Both man-made buildings and natural vegetation (trees) can provide appropriate shade, says Jørgensen.
“For best practices, shade should be made available at all hours of the day during hot, sunny weather,” says Holcomb.
Tipping the Body’s Limits
Generally speaking, horses have evolved to live in ambient temperatures ranging from -40 to 104 degrees F, says Dahlborn. But the scope of temperatures they can tolerate is probably more restricted, depending on their breed, health, body condition, and even color—with darker horses absorbing more of the sun’s rays.
Still, if we consider this range as within two extremes, we find that most parts of the world likely reach the upper (hotter) limit more than the lower. While many owners stress about their horses getting cold in winter, Mejdell says the heat of the summer is the greater risk.
Measure if a horse is getting too hot by checking his temperature with a rectal thermometer, say Holcomb. It will rise if he’s experiencing heat stroke because the body can no longer dissipate heat through vasodilation, sweating, and breathing. Consider body temperatures up to 101.3 degrees F normal; beyond that, the horse is starting to experience hyperthermia, or heat stroke, says Ferry.
At 105.8 degrees F vasodilation calls excessive blood away from the organs to the skin. “This is a major emergency and can lead to death,” she says.
Above 108.5 degrees F, proteins in the brain (and other organs) risk coagulation, says Dahlborn. If the brain’s thermoregulation control centers fail, thermoregulation fails, she says.
Ferry says other warning signs of heat stress or stroke include:
- Constantly increasing respiratory rate, even 30 minutes after exercise.
- Dry, sticky gums.
- Gums that take longer than one second to turn pink again from white after you’ve pressed them with a fingertip (capillary refill time).
- A general unwell appearance, possibly with muscle soreness or colic signs.
- In advanced stages, increasing heart rate, red mucous membranes, loss of consciousness, and falling down.
If you notice any of these signs, stop working the horse immediately and place him in a cool, shady, well-ventilated area, ideally with fans, says Ferry. Offer fresh water and cool him however you can, hosing or pouring cool water on the neck, chest, legs, head, and poll, which houses the nerves responsible for sensing thermoregulation. Use a sweat scraper to avoid reheating the body, she adds. “If you follow these steps, the horse’s temperature should drop 2 degrees C (3.6 degrees F) within 10 minutes,” says Ferry.

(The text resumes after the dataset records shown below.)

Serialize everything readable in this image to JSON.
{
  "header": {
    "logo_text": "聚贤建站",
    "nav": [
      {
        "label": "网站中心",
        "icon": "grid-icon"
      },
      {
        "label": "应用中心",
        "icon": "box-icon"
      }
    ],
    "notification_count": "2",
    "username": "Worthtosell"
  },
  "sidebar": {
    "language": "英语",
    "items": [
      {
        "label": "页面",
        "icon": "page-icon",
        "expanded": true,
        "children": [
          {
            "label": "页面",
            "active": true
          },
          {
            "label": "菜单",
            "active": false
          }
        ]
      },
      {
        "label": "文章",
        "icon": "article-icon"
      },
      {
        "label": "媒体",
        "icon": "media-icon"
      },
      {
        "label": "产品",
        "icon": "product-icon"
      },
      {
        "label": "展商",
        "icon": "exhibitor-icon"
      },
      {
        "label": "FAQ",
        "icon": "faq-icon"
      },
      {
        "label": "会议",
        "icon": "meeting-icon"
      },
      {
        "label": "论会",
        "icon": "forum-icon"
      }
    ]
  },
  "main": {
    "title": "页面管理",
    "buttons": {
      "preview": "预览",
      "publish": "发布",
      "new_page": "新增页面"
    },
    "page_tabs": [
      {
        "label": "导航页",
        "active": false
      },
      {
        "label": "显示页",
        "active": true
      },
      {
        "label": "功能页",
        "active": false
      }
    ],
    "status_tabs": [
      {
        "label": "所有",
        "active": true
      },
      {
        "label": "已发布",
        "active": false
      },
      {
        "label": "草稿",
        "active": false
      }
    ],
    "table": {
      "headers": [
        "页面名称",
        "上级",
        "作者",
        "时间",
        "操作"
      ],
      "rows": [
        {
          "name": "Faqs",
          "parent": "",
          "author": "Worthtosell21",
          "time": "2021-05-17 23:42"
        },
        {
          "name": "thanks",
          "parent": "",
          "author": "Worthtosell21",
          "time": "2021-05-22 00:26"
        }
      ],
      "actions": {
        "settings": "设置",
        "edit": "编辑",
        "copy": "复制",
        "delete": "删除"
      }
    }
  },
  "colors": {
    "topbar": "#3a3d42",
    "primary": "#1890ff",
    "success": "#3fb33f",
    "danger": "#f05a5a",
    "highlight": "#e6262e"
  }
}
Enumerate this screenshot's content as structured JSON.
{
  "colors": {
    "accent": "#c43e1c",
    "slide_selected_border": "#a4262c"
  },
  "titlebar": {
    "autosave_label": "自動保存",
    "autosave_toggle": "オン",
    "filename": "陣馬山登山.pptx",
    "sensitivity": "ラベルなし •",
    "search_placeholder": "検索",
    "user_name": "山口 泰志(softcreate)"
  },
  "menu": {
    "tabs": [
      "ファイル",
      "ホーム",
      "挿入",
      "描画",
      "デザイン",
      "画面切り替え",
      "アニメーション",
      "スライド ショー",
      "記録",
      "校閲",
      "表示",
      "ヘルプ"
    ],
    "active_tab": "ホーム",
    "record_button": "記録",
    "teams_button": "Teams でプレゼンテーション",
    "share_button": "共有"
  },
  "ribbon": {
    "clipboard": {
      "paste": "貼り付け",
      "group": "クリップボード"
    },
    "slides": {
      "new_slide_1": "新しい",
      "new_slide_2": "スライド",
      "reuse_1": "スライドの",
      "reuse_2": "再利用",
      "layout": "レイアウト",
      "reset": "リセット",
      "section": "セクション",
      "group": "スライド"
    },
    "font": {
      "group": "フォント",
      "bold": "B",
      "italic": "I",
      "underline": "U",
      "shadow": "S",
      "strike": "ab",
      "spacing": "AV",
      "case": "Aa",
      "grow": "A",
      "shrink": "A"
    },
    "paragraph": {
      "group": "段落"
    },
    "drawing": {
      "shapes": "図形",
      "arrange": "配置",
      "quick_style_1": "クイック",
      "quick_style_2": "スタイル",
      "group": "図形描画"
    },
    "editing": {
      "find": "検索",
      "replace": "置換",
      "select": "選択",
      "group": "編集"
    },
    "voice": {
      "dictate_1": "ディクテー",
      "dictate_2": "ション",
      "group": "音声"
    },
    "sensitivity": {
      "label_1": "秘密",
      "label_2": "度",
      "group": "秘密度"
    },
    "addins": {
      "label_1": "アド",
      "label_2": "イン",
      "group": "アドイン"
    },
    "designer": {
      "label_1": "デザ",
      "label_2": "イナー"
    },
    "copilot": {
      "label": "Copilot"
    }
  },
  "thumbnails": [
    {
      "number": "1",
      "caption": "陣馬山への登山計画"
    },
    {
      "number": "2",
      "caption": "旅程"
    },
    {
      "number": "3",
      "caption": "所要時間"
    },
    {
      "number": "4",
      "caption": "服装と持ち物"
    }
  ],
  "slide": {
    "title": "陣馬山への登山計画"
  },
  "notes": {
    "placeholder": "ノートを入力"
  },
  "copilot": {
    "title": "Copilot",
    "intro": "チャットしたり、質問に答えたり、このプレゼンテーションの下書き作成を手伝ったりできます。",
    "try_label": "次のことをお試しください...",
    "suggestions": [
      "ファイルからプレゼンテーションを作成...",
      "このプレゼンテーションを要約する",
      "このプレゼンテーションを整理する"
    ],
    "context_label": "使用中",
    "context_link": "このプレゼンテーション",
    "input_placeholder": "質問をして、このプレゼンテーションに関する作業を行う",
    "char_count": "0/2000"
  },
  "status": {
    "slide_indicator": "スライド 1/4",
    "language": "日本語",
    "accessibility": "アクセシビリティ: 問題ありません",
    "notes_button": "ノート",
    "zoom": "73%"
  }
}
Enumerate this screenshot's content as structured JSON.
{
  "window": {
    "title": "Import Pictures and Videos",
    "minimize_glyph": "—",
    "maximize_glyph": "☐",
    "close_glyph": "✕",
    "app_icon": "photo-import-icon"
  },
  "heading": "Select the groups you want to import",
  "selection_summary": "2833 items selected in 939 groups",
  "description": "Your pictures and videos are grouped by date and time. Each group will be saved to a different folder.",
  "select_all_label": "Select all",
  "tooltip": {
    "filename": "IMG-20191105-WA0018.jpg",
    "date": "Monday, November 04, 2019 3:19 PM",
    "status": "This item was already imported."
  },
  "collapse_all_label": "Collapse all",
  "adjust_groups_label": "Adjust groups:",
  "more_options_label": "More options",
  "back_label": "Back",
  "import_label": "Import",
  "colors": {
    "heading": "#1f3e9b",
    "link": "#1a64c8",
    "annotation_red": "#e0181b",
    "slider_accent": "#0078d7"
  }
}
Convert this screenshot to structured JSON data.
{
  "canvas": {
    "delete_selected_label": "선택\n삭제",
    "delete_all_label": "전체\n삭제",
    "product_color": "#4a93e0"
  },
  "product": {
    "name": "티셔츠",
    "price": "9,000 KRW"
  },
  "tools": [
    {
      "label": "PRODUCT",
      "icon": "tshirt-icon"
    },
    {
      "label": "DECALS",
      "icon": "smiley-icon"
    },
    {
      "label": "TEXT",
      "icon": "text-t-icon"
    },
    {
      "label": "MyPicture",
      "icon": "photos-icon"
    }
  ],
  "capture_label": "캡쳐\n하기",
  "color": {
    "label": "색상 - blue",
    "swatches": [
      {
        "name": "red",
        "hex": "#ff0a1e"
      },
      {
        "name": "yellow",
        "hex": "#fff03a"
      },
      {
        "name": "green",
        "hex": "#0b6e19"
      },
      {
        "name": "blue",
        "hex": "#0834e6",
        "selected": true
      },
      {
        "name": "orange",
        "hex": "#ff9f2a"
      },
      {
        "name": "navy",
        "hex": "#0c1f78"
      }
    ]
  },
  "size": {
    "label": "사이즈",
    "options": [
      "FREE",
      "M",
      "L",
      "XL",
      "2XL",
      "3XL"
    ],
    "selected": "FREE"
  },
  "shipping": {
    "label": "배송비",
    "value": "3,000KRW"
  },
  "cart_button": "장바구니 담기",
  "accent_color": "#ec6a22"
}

If the horse doesn’t recover within that period, call a veterinarian immediately. He or she will probably provide intravenous fluids and/or administer rehydration liquids by nasal tube.
“If the organs were affected, expect them to take awhile to recover,” says Ferry. “The horse will probably have to be off work for a prolonged period of time.”
Most horses can cope with hot conditions if they have access to self-cooling opportunities, says Mejdell. Our role as owners is to provide our horses with ways to thermoregulate properly while at rest and stay cool when in work.